Si on reporte lesdits effectifs sur la population protestante adulte, toujours largo sensu, les maçons représenteraient 0,7 à 1,5 %. C'est deux à quatre fois le pourcentage de l'ensemble des maçons français sur la population globale adulte, qui est d'environ 0,47 %. Cette présence protestante en loge est donc à la fois numériquement faible, supérieure à la moyenne, mais significativement forte. Encore faudrait-il ajouter (là encore après des enquêtes précises) que les protestants « historiques » doivent être plus présents en loge que les membres de la mouvance évangélique, et que les protestants de la marge doivent plus avoir rejoint la franc-maçonnerie que les protestants « historiques ». Demeure également la question de savoir comment lesdits protestants se répartissent dans les huit plus grandes obédiences.

[...]

De manière empirique, on semble deviner qu'à l'intérieur de la franc-maçonnerie, le poids des protestants dans les
« organes dirigeants » des loges et des obédiences est supérieur au pourcentage des protestants en franc-maçonnerie, alors que le contraire n'est absolument pas constatable (peu de maçons dans les exécutifs protestants et même peut-être dans le pastorat ?).

 

 

Postface de Jacques-Noël Pérès

 

[...] Certainement Yves Hivert-Messeca rend-il ce service aux protestants francs-maçons, d'être désormais mieux connus.
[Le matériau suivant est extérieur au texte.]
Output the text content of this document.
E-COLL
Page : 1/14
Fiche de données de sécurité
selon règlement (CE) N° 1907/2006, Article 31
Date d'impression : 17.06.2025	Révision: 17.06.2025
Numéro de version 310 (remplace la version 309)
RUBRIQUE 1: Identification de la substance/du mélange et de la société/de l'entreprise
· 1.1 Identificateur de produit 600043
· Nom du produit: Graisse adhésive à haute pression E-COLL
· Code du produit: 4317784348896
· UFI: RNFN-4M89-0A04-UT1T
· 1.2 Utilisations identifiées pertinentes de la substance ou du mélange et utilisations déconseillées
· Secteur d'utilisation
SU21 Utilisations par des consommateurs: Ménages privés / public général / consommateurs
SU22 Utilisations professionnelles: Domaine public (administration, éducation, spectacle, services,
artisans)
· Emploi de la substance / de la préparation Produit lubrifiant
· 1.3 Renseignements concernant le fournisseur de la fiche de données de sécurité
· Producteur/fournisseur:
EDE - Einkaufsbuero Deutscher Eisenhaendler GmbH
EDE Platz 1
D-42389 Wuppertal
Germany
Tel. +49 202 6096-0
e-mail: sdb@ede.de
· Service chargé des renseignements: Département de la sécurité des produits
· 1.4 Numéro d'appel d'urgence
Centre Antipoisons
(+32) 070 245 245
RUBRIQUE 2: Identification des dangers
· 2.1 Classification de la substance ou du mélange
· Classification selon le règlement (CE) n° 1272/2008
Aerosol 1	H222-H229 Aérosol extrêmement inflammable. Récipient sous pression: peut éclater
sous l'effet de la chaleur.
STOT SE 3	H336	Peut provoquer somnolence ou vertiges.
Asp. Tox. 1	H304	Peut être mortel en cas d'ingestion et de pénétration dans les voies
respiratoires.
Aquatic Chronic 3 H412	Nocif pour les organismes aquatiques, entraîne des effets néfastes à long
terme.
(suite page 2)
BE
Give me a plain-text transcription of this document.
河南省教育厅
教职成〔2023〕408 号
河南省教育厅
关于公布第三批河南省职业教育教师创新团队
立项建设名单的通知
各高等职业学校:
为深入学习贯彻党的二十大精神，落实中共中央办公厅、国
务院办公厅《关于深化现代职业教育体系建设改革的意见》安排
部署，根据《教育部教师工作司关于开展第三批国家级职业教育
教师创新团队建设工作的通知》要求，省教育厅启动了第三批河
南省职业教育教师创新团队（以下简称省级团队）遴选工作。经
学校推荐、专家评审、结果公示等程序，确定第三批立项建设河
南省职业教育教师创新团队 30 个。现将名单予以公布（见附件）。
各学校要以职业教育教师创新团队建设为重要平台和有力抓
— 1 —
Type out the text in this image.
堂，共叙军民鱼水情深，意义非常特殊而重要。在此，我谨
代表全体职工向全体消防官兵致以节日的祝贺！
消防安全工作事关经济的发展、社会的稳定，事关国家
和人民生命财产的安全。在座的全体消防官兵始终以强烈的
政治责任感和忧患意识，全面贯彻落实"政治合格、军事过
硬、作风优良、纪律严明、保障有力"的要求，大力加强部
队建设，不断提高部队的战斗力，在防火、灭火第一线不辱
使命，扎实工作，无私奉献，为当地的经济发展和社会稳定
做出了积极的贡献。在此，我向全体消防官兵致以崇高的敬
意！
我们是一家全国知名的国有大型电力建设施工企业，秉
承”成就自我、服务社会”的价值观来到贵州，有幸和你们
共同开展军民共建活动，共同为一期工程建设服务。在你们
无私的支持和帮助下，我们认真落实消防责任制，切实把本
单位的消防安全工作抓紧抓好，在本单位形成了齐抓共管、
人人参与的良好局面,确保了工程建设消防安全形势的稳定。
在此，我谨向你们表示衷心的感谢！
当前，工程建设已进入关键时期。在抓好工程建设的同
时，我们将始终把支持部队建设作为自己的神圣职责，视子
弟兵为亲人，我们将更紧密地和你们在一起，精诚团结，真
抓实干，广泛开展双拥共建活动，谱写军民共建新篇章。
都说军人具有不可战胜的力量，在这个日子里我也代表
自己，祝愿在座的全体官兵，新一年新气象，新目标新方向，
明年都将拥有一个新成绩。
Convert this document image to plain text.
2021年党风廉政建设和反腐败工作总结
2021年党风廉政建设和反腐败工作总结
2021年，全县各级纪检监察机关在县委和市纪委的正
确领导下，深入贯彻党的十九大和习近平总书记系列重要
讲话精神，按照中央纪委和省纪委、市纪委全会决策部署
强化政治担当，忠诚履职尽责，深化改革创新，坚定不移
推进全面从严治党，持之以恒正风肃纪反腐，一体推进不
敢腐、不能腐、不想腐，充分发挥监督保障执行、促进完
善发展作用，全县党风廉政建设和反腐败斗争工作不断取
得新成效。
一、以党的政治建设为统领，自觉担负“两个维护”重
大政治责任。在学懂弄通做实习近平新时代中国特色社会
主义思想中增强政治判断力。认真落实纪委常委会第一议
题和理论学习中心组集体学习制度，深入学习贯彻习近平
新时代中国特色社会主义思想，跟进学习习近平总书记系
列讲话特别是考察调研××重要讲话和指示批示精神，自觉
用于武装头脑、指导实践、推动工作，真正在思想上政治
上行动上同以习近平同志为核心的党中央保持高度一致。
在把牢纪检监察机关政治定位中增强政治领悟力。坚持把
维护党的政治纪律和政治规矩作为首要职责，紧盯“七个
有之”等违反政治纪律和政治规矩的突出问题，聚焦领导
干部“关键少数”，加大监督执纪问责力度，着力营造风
Qu'ils soient célèbres ou estimés, pour reprendre l'aphorisme rappelé dans les premières lignes de cette postface, là n'est assurément pas ce qui les a préoccupés ni les préoccupe encore. Mais que l'on sache qu'ils ont conscience de ce que travailler à l'Art royal avec des hauts et des bas, lesquels ne sont pas pudiquement cachés dans ce livre - n'est en rien incompatible avec leur foi, et même plus simplement dit avec la foi, voilà ce qui importe ! Que l'on sache du même coup qu'ils ont tenu à accomplir la tâche qui dans l'Ordre leur a incombé, et qu'ils ont été capables devant leurs frères et avec eux de rendre compte de la liberté qui les habite, une liberté qui a une triple dimension : elle est d'abord émancipation, et parce qu'elle est émancipation elle est énergie, en sorte qu'avec cette énergie elle est apte à se concrétiser dans le service. [...]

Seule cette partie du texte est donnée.